その様子に毒気を抜かれたエドガーが、ふうっとため息をはき、わかってるっすよ、と返した。
「今ここで第四勢力作るのは得策ではないっすからね。
うまいこと取り込む方向で動くっす」
「取り込むって、誘拐犯を?」
こてんと頭を傾けて言うお団子頭のメイドに、エドガーはふと笑みを浮かべた。
「そっちはアンさん次第っすね」
そう言うとエドガーは、泣きぼくろが印象的なメイドの方へと視線を移した。
無言で見つめあう二人。
二人の間にヒヤリとした空気が漂う。
そんな二人をおろおろしながら見る、筋肉もりもりな庭師。
「勢力は4つじゃなくて3つだろ?
俺ら、魔獣、誘拐犯……」
なっ、なっ?と必死に繕う筋肉もりもりな庭師。
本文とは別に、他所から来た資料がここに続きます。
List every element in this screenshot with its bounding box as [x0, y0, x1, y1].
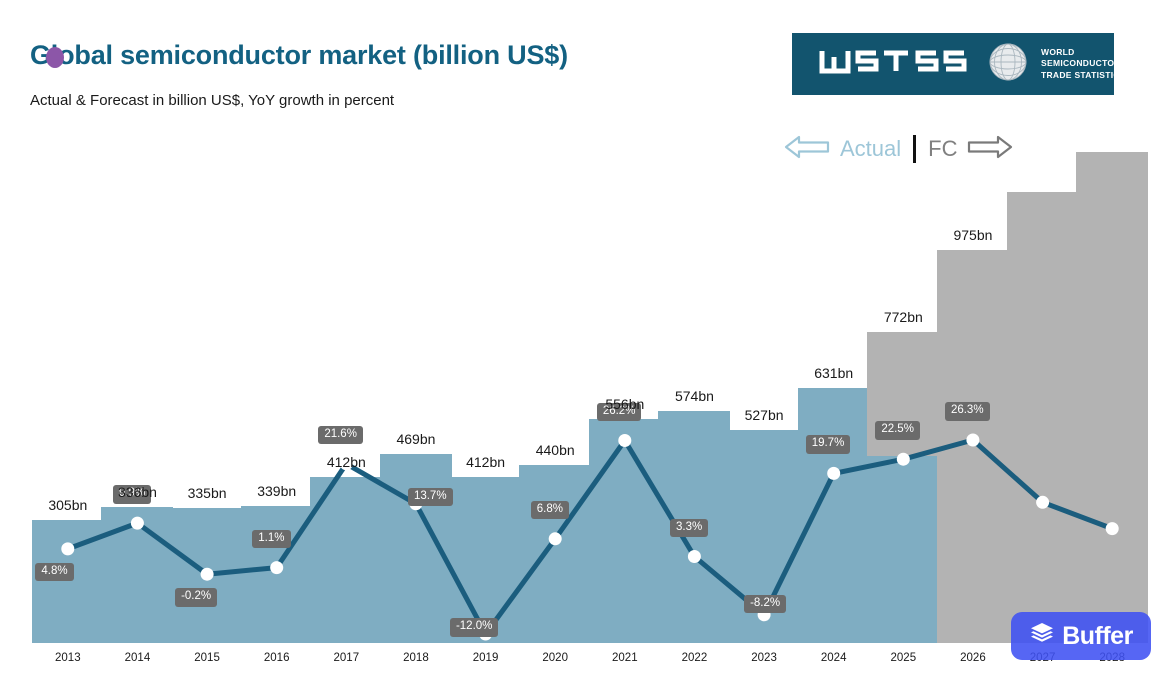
- bar-2027[interactable]: [1007, 192, 1079, 643]
- bar-value-label-2023: 527bn: [704, 407, 824, 423]
- bar-2014[interactable]: [101, 507, 173, 643]
- bar-2028[interactable]: [1076, 152, 1148, 643]
- bar-value-label-2018: 469bn: [356, 431, 476, 447]
- bar-2017[interactable]: [310, 477, 382, 643]
- bar-value-label-2020: 440bn: [495, 442, 615, 458]
- buffer-label: Buffer: [1062, 622, 1133, 651]
- growth-badge-2016: 1.1%: [252, 530, 290, 549]
- bar-value-label-2024: 631bn: [774, 365, 894, 381]
- bar-value-label-2026: 975bn: [913, 227, 1033, 243]
- growth-badge-2018: 13.7%: [408, 488, 453, 507]
- bar-2013[interactable]: [32, 520, 104, 643]
- bar-2018[interactable]: [380, 454, 452, 643]
- buffer-watermark[interactable]: Buffer: [1011, 612, 1151, 660]
- chart-plot-area: 4.8%9.9%-0.2%1.1%21.6%13.7%-12.0%6.8%26.…: [0, 0, 1162, 694]
- growth-badge-2019: -12.0%: [450, 618, 498, 637]
- growth-badge-2026: 26.3%: [945, 402, 990, 421]
- growth-badge-2020: 6.8%: [531, 501, 569, 520]
- bar-2016[interactable]: [241, 506, 313, 643]
- growth-badge-2013: 4.8%: [35, 563, 73, 582]
- bar-value-label-2016: 339bn: [217, 483, 337, 499]
- bar-value-label-2025: 772bn: [843, 309, 963, 325]
- growth-badge-2024: 19.7%: [806, 435, 851, 454]
- bar-2015[interactable]: [171, 508, 243, 643]
- growth-badge-2023: -8.2%: [744, 595, 786, 614]
- growth-badge-2022: 3.3%: [670, 519, 708, 538]
- bar-2024[interactable]: [798, 388, 870, 643]
- bar-2020[interactable]: [519, 465, 591, 643]
- bar-value-label-2017: 412bn: [286, 454, 406, 470]
- growth-badge-2015: -0.2%: [175, 588, 217, 607]
- bar-value-label-2022: 574bn: [634, 388, 754, 404]
- buffer-layers-icon: [1029, 621, 1055, 652]
- bar-2025-actual-segment[interactable]: [867, 456, 939, 643]
- growth-badge-2025: 22.5%: [875, 421, 920, 440]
その努力もむなしく、お団子頭のメイドが無邪気に聞いた。
「はいはーい、どうしてアンさん次第なんですか~?」
「浮いた駒を味方にするのが、いつもの俺のセオリーなんで。」
レンズを光らせながら、眼鏡の位置を中指で直すエドガー。その返答に疑問を呈するお団子頭のメイド。
「それ答えになってないですよー!
浮いた駒?って誰のことですか~?」
筋肉もりもりな庭師が、慌ててお団子頭のメイドの口を塞ごうとしたが遅かった。
その疑問に対し、ほぼ同時に二人は答えた。
「エドガー先生のことです。」
「アンさんのことっすよ?」
目をぱちくりさせる、お団子頭のメイド。
その口を塞ぎながら、筋肉もりもりな庭師はしまったと顔を歪めていたが、時、すでに遅しである。